Mayra García
Mayra García

Reputation: 13

How to change a fill color for an ellipse in discrete steps in c# WPF

I have a list of boolean values named Sequence. I want to change the color of a shape based on the values of the list, that is, I want to iterate through the values of the list and fill the shape with a certain color (for example yellow) every time I stumble upon a True value and change the color of the filling (to blue) every time I stumble upon a False value. I have tried doing it like this:

foreach(bool element in Sequence)
{
    if(element){ ellipse.Fill = new SolidColorBrush(Colors.Yellow); }
    else{ ellipse.Fill = new SolidColorBrush(Colors.Blue); }
    int milisecond = 200;
    Thread.Sleep(miliseconds);
}

But still the colors won't alternate.

Here's the XAML:

`<Ellipse x:Name="elipse" Height="100" Margin="151,52,0,0" Stroke="Black" Width="100" /> `

Do I need a trigger?, What am I doing wrong?. Thank you in advance, and excuse my bad english if something seems funny.

Upvotes: 1

Views: 1830

Answers (1)

BradleyDotNET
BradleyDotNET

Reputation: 61339

foreach(bool element in Sequence)
{
    if(element){ ellipse.Fill = new SolidColorBrush(Colors.Yellow); }
    else{ ellipse.Fill = new SolidColorBrush(Colors.Blue); }
    int milisecond = 200;
    Thread.Sleep(miliseconds);
}

Runs synchronously on the UI thread. Thus, the UI never gets a chance to update the color. Use a timer instead.

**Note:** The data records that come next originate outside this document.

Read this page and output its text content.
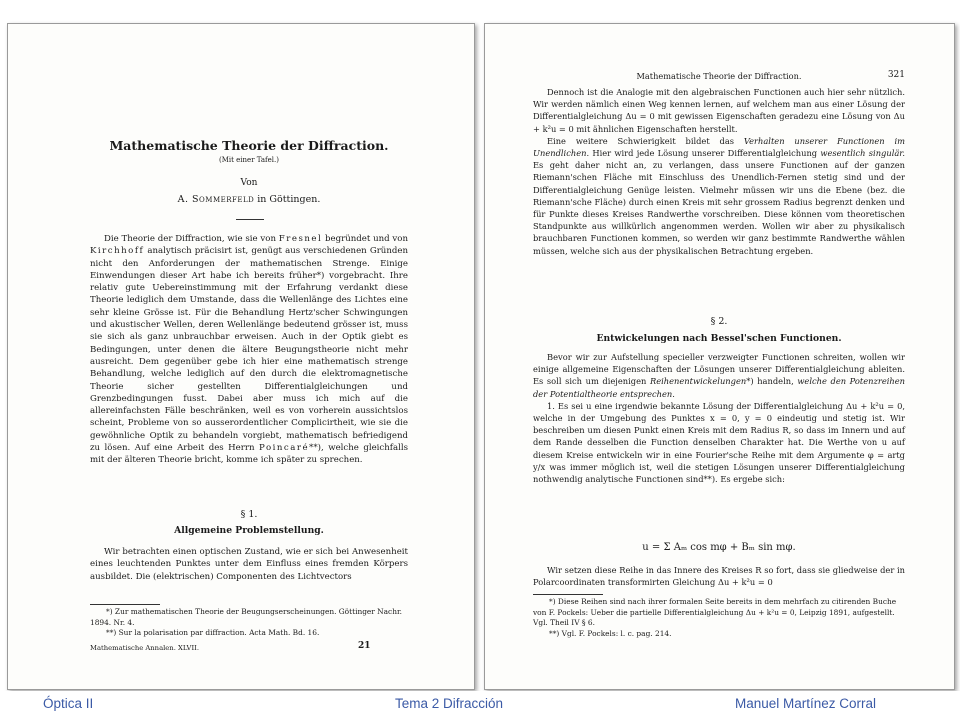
Mathematische Theorie der Diffraction.
(Mit einer Tafel.)
Von
A. Sommerfeld in Göttingen.

Die Theorie der Diffraction, wie sie von Fresnel begründet und von Kirchhoff analytisch präcisirt ist, genügt aus verschiedenen Gründen nicht den Anforderungen der mathematischen Strenge. Einige Einwendungen dieser Art habe ich bereits früher*) vorgebracht. Ihre relativ gute Uebereinstimmung mit der Erfahrung verdankt diese Theorie lediglich dem Umstande, dass die Wellenlänge des Lichtes eine sehr kleine Grösse ist. Für die Behandlung Hertz'scher Schwingungen und akustischer Wellen, deren Wellenlänge bedeutend grösser ist, muss sie sich als ganz unbrauchbar erweisen. Auch in der Optik giebt es Bedingungen, unter denen die ältere Beugungstheorie nicht mehr ausreicht. Dem gegenüber gebe ich hier eine mathematisch strenge Behandlung, welche lediglich auf den durch die elektromagnetische Theorie sicher gestellten Differentialgleichungen und Grenzbedingungen fusst. Dabei aber muss ich mich auf die allereinfachsten Fälle beschränken, weil es von vorherein aussichtslos scheint, Probleme von so ausserordentlicher Complicirtheit, wie sie die gewöhnliche Optik zu behandeln vorgiebt, mathematisch befriedigend zu lösen. Auf eine Arbeit des Herrn Poincaré**), welche gleichfalls mit der älteren Theorie bricht, komme ich später zu sprechen.

§ 1.
Allgemeine Problemstellung.

Wir betrachten einen optischen Zustand, wie er sich bei Anwesenheit eines leuchtenden Punktes unter dem Einfluss eines fremden Körpers ausbildet. Die (elektrischen) Componenten des Lichtvectors

*) Zur mathematischen Theorie der Beugungserscheinungen. Göttinger Nachr. 1894. Nr. 4.

**) Sur la polarisation par diffraction. Acta Math. Bd. 16.

Mathematische Annalen. XLVII.	21
Mathematische Theorie der Diffraction.	321

Dennoch ist die Analogie mit den algebraischen Functionen auch hier sehr nützlich. Wir werden nämlich einen Weg kennen lernen, auf welchem man aus einer Lösung der Differentialgleichung Δu = 0 mit gewissen Eigenschaften geradezu eine Lösung von Δu + k²u = 0 mit ähnlichen Eigenschaften herstellt.

Eine weitere Schwierigkeit bildet das Verhalten unserer Functionen im Unendlichen. Hier wird jede Lösung unserer Differentialgleichung wesentlich singulär. Es geht daher nicht an, zu verlangen, dass unsere Functionen auf der ganzen Riemann'schen Fläche mit Einschluss des Unendlich-Fernen stetig sind und der Differentialgleichung Genüge leisten. Vielmehr müssen wir uns die Ebene (bez. die Riemann'sche Fläche) durch einen Kreis mit sehr grossem Radius begrenzt denken und für Punkte dieses Kreises Randwerthe vorschreiben. Diese können vom theoretischen Standpunkte aus willkürlich angenommen werden. Wollen wir aber zu physikalisch brauchbaren Functionen kommen, so werden wir ganz bestimmte Randwerthe wählen müssen, welche sich aus der physikalischen Betrachtung ergeben.

§ 2.
Entwickelungen nach Bessel'schen Functionen.

Bevor wir zur Aufstellung specieller verzweigter Functionen schreiten, wollen wir einige allgemeine Eigenschaften der Lösungen unserer Differentialgleichung ableiten. Es soll sich um diejenigen Reihenentwickelungen*) handeln, welche den Potenzreihen der Potentialtheorie entsprechen.

1. Es sei u eine irgendwie bekannte Lösung der Differentialgleichung Δu + k²u = 0, welche in der Umgebung des Punktes x = 0, y = 0 eindeutig und stetig ist. Wir beschreiben um diesen Punkt einen Kreis mit dem Radius R, so dass im Innern und auf dem Rande desselben die Function denselben Charakter hat. Die Werthe von u auf diesem Kreise entwickeln wir in eine Fourier'sche Reihe mit dem Argumente φ = artg y/x was immer möglich ist, weil die stetigen Lösungen unserer Differentialgleichung nothwendig analytische Functionen sind**). Es ergebe sich:

u = Σ Aₘ cos mφ + Bₘ sin mφ.

Wir setzen diese Reihe in das Innere des Kreises R so fort, dass sie gliedweise der in Polarcoordinaten transformirten Gleichung Δu + k²u = 0

*) Diese Reihen sind nach ihrer formalen Seite bereits in dem mehrfach zu citirenden Buche von F. Pockels: Ueber die partielle Differentialgleichung Δu + k²u = 0, Leipzig 1891, aufgestellt. Vgl. Theil IV § 6.

**) Vgl. F. Pockels: l. c. pag. 214.

Óptica II	Tema 2 Difracción	Manuel Martínez Corral
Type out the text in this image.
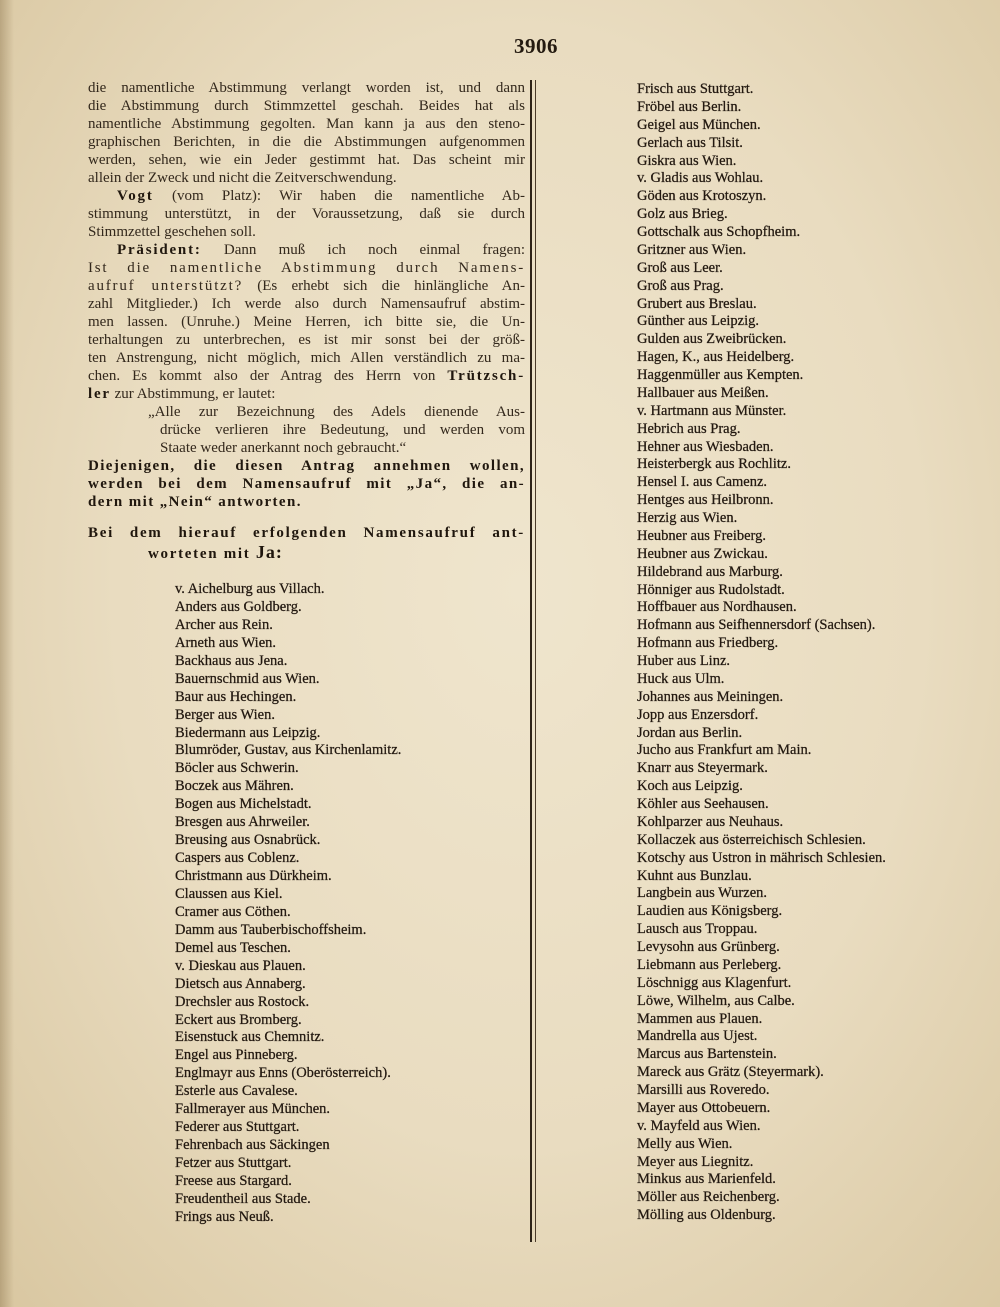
3906
die namentliche Abstimmung verlangt worden ist, und dann
die Abstimmung durch Stimmzettel geschah. Beides hat als
namentliche Abstimmung gegolten. Man kann ja aus den steno-
graphischen Berichten, in die die Abstimmungen aufgenommen
werden, sehen, wie ein Jeder gestimmt hat. Das scheint mir
allein der Zweck und nicht die Zeitverschwendung.
Vogt (vom Platz): Wir haben die namentliche Ab-
stimmung unterstützt, in der Voraussetzung, daß sie durch
Stimmzettel geschehen soll.
Präsident: Dann muß ich noch einmal fragen:
Ist die namentliche Abstimmung durch Namens-
aufruf unterstützt? (Es erhebt sich die hinlängliche An-
zahl Mitglieder.) Ich werde also durch Namensaufruf abstim-
men lassen. (Unruhe.) Meine Herren, ich bitte sie, die Un-
terhaltungen zu unterbrechen, es ist mir sonst bei der größ-
ten Anstrengung, nicht möglich, mich Allen verständlich zu ma-
chen. Es kommt also der Antrag des Herrn von Trützsch-
ler zur Abstimmung, er lautet:
„Alle zur Bezeichnung des Adels dienende Aus-
drücke verlieren ihre Bedeutung, und werden vom
Staate weder anerkannt noch gebraucht.“
Diejenigen, die diesen Antrag annehmen wollen,
werden bei dem Namensaufruf mit „Ja“, die an-
dern mit „Nein“ antworten.
Bei dem hierauf erfolgenden Namensaufruf ant-
worteten mit Ja:
v. Aichelburg aus Villach.
Anders aus Goldberg.
Archer aus Rein.
Arneth aus Wien.
Backhaus aus Jena.
Bauernschmid aus Wien.
Baur aus Hechingen.
Berger aus Wien.
Biedermann aus Leipzig.
Blumröder, Gustav, aus Kirchenlamitz.
Böcler aus Schwerin.
Boczek aus Mähren.
Bogen aus Michelstadt.
Bresgen aus Ahrweiler.
Breusing aus Osnabrück.
Caspers aus Coblenz.
Christmann aus Dürkheim.
Claussen aus Kiel.
Cramer aus Cöthen.
Damm aus Tauberbischoffsheim.
Demel aus Teschen.
v. Dieskau aus Plauen.
Dietsch aus Annaberg.
Drechsler aus Rostock.
Eckert aus Bromberg.
Eisenstuck aus Chemnitz.
Engel aus Pinneberg.
Englmayr aus Enns (Oberösterreich).
Esterle aus Cavalese.
Fallmerayer aus München.
Federer aus Stuttgart.
Fehrenbach aus Säckingen
Fetzer aus Stuttgart.
Freese aus Stargard.
Freudentheil aus Stade.
Frings aus Neuß.
Frisch aus Stuttgart.
Fröbel aus Berlin.
Geigel aus München.
Gerlach aus Tilsit.
Giskra aus Wien.
v. Gladis aus Wohlau.
Göden aus Krotoszyn.
Golz aus Brieg.
Gottschalk aus Schopfheim.
Gritzner aus Wien.
Groß aus Leer.
Groß aus Prag.
Grubert aus Breslau.
Günther aus Leipzig.
Gulden aus Zweibrücken.
Hagen, K., aus Heidelberg.
Haggenmüller aus Kempten.
Hallbauer aus Meißen.
v. Hartmann aus Münster.
Hebrich aus Prag.
Hehner aus Wiesbaden.
Heisterbergk aus Rochlitz.
Hensel I. aus Camenz.
Hentges aus Heilbronn.
Herzig aus Wien.
Heubner aus Freiberg.
Heubner aus Zwickau.
Hildebrand aus Marburg.
Hönniger aus Rudolstadt.
Hoffbauer aus Nordhausen.
Hofmann aus Seifhennersdorf (Sachsen).
Hofmann aus Friedberg.
Huber aus Linz.
Huck aus Ulm.
Johannes aus Meiningen.
Jopp aus Enzersdorf.
Jordan aus Berlin.
Jucho aus Frankfurt am Main.
Knarr aus Steyermark.
Koch aus Leipzig.
Köhler aus Seehausen.
Kohlparzer aus Neuhaus.
Kollaczek aus österreichisch Schlesien.
Kotschy aus Ustron in mährisch Schlesien.
Kuhnt aus Bunzlau.
Langbein aus Wurzen.
Laudien aus Königsberg.
Lausch aus Troppau.
Levysohn aus Grünberg.
Liebmann aus Perleberg.
Löschnigg aus Klagenfurt.
Löwe, Wilhelm, aus Calbe.
Mammen aus Plauen.
Mandrella aus Ujest.
Marcus aus Bartenstein.
Mareck aus Grätz (Steyermark).
Marsilli aus Roveredo.
Mayer aus Ottobeuern.
v. Mayfeld aus Wien.
Melly aus Wien.
Meyer aus Liegnitz.
Minkus aus Marienfeld.
Möller aus Reichenberg.
Mölling aus Oldenburg.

Of course, then you can't foreach, as you'd have to keep track of your current index. One way around that would be to keep your current code but replace the Thread.Sleep with an await Task.Delay.

(apologies from Peter Duniho, who added this code example, but this answer just seemed to be crying out for one):

<edit>
The async based one would look something like this (and IMHO is preferable to using a timer):

foreach (bool element in Sequence)
{
    ellipse.Fill = new SolidColorBrush(element ? Colors.Yellow : Colors.Blue);
    await Task.Delay(200);
}

Of course, to be able to use await, the method in which it's used needs to be declared as async. Unfortunately, the original question does not provide the full method nor its signature, but presumably the OP can research the use of async methods themselves and see how to convert.
</edit>

The whole use case seems like it should be re-designed, but one of those solutions should get you farther down this path. Remember, if you are writing code-behind, you are probably doing it wrong.